The street mean prediction for Oct 2015 
was +185,000, but the actual turned out to be +271,000 -- whereupon 
Bill Gross declared 100% chance of December rate hike.

## Relationship to equities

Here we explore the linear relationship between NFP and SPX (S&P 500 index).

In [None]:
#  Resampled to monthly, the NFP frequency:
spx = get( m4spx )

In [None]:
stat2( nfp[Y], spx[Y] )

The correlation between NFP and SPX is about 88%, and R-squared for this linear regression is 77%.

The regression can be written as: $ N = b S + c $, where c is the intercept.

Most interesting as a consequence is: $ \Delta N = b \Delta S $ 

The parameter b is estimated to be 45.31 (as 2015-11-12).

In [None]:
#  The baseline change in NFP, translated as change in SPX:
b = 45.31
spx_slope = nfp_slope / b
spx_slope

In [None]:
#  Assume SPX level of 2000, and calculate annualized rate:
spx_rate = (spx_slope / 2000.0) * 1200
spx_rate

**Annual rate of +1.71% in SPX roughly corresponds *currently* 
to +129,000 additional workers on NFP.** 

In [None]:
#  SPX geometric mean return
georet( spx, 12 )

In [None]:
#  NFP geometric growth rate:
georet( nfp, 12 )

In [None]:
#  Another standard error estimate for NFP:
tailvalue( nfp ) * 0.0139 / ( 12 ** 0.5 )
#                  ^annualized volatility scaled back monthly

Relying on the regression to forecast NFP can become too dangerous when the SPX is volatile. 
For example, assuming +7.0% SPX annualized return, the forecasted NFP change 
would be +528,000 which is realistically out-of-bounds.

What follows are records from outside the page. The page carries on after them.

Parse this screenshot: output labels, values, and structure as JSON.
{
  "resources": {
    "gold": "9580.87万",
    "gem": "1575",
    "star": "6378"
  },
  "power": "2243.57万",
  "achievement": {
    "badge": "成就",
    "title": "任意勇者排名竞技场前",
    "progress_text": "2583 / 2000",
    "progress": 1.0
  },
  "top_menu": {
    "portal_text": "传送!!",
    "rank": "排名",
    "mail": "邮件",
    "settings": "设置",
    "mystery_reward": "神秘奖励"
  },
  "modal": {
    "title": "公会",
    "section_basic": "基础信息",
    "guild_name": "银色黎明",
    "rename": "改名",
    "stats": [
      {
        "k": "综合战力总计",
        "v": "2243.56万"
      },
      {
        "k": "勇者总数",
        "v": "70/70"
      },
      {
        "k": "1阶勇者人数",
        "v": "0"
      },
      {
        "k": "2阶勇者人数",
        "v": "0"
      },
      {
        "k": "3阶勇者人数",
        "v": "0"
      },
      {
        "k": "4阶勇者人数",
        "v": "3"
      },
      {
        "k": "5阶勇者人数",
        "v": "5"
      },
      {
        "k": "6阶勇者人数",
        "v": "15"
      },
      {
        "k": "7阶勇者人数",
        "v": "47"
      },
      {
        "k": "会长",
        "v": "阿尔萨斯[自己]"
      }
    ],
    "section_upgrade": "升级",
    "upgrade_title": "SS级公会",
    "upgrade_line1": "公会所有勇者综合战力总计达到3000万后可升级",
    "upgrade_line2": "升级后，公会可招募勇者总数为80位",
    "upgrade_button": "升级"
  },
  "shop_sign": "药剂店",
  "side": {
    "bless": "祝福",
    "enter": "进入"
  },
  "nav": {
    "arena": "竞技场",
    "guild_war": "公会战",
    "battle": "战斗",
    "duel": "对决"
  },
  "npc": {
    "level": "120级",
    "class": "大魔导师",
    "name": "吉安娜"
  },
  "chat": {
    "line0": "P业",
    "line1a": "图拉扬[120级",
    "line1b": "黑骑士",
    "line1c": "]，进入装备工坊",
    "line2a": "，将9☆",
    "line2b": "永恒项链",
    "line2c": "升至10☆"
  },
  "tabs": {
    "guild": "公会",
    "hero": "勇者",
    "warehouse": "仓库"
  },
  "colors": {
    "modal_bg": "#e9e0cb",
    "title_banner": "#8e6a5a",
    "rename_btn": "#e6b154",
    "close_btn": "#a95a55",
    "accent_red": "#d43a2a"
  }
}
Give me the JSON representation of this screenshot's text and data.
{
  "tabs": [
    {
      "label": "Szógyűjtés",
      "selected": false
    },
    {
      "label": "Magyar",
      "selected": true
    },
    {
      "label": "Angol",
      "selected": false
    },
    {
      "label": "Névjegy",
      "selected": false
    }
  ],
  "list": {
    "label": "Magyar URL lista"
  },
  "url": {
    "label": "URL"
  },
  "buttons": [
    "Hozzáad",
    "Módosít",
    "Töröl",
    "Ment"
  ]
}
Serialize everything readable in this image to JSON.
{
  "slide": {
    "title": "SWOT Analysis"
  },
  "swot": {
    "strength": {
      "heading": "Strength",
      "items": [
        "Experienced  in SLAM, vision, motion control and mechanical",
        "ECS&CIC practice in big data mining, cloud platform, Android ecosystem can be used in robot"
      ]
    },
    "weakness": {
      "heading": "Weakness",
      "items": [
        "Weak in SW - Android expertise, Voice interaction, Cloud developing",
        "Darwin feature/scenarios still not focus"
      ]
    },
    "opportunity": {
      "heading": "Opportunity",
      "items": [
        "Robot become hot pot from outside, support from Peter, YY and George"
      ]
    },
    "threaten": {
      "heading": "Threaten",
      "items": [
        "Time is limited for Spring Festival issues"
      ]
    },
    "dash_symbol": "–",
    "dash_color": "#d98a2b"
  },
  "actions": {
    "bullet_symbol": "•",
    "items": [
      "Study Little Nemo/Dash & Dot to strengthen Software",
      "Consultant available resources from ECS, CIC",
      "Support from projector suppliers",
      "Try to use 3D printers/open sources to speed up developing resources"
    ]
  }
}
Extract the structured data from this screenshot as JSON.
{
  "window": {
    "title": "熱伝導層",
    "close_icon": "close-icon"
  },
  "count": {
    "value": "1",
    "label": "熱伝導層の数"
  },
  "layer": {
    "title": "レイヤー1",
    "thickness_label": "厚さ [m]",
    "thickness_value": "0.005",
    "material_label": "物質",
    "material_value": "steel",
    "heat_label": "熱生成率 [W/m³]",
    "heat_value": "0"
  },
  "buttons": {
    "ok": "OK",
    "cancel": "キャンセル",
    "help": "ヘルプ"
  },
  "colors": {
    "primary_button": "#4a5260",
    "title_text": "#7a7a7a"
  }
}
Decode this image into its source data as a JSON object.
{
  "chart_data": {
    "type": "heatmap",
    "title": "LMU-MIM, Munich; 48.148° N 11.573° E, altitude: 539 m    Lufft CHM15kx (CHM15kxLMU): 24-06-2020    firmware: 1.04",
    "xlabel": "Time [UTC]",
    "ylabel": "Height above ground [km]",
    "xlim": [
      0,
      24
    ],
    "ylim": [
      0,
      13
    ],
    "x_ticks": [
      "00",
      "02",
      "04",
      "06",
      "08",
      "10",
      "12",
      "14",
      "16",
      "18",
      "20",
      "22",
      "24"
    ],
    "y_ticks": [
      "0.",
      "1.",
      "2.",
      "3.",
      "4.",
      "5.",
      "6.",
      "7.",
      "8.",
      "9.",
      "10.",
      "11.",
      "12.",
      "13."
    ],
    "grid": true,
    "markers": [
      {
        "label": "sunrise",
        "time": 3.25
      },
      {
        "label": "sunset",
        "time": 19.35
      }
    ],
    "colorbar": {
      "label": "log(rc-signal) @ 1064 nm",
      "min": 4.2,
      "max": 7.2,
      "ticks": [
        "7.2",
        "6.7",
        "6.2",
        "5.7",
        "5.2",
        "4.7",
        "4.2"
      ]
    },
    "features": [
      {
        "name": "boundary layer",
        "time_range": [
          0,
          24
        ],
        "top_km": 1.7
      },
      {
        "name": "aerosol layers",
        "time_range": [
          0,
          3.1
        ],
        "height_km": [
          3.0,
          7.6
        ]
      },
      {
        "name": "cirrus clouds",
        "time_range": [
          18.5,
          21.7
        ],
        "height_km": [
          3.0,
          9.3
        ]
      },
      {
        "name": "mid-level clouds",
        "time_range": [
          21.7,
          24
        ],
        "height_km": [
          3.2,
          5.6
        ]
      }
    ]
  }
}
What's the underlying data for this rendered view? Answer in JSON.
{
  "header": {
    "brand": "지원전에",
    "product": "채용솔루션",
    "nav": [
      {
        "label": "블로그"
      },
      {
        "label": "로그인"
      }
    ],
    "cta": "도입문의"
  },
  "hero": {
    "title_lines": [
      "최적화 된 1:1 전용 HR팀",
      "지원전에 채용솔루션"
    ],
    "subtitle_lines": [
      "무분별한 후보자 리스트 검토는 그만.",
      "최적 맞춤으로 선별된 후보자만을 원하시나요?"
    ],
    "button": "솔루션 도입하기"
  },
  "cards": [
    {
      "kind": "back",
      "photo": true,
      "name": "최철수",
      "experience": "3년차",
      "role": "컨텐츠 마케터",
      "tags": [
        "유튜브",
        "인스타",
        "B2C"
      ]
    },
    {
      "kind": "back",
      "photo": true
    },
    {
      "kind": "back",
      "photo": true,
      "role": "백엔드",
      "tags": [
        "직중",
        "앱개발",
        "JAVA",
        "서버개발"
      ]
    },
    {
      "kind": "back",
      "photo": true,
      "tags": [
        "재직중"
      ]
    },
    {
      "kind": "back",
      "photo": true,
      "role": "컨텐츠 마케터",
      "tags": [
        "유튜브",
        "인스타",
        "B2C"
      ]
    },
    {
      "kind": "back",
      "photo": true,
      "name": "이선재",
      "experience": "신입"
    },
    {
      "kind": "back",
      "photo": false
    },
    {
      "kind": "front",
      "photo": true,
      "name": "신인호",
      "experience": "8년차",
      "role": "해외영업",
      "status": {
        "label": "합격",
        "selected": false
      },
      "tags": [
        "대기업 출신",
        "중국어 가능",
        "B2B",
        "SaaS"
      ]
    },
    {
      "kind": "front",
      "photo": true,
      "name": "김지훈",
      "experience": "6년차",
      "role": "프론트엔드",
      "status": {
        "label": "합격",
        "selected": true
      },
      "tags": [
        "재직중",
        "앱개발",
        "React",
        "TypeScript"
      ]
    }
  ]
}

The natural growth rate for NFP appears to be around 2.0%. 
NFP volatility is about 11% of SPX, however, 
the implied standard error for forecasting monthly 
changes is much larger than our localized models. 

### Closing remarks

When the stock market is booming, it is reasonable to expect more corporate workers 
on the payroll. It seems reasonably correlated, but the data shows that 
a linear regression model is too simplistic to capture the volatile dynamics.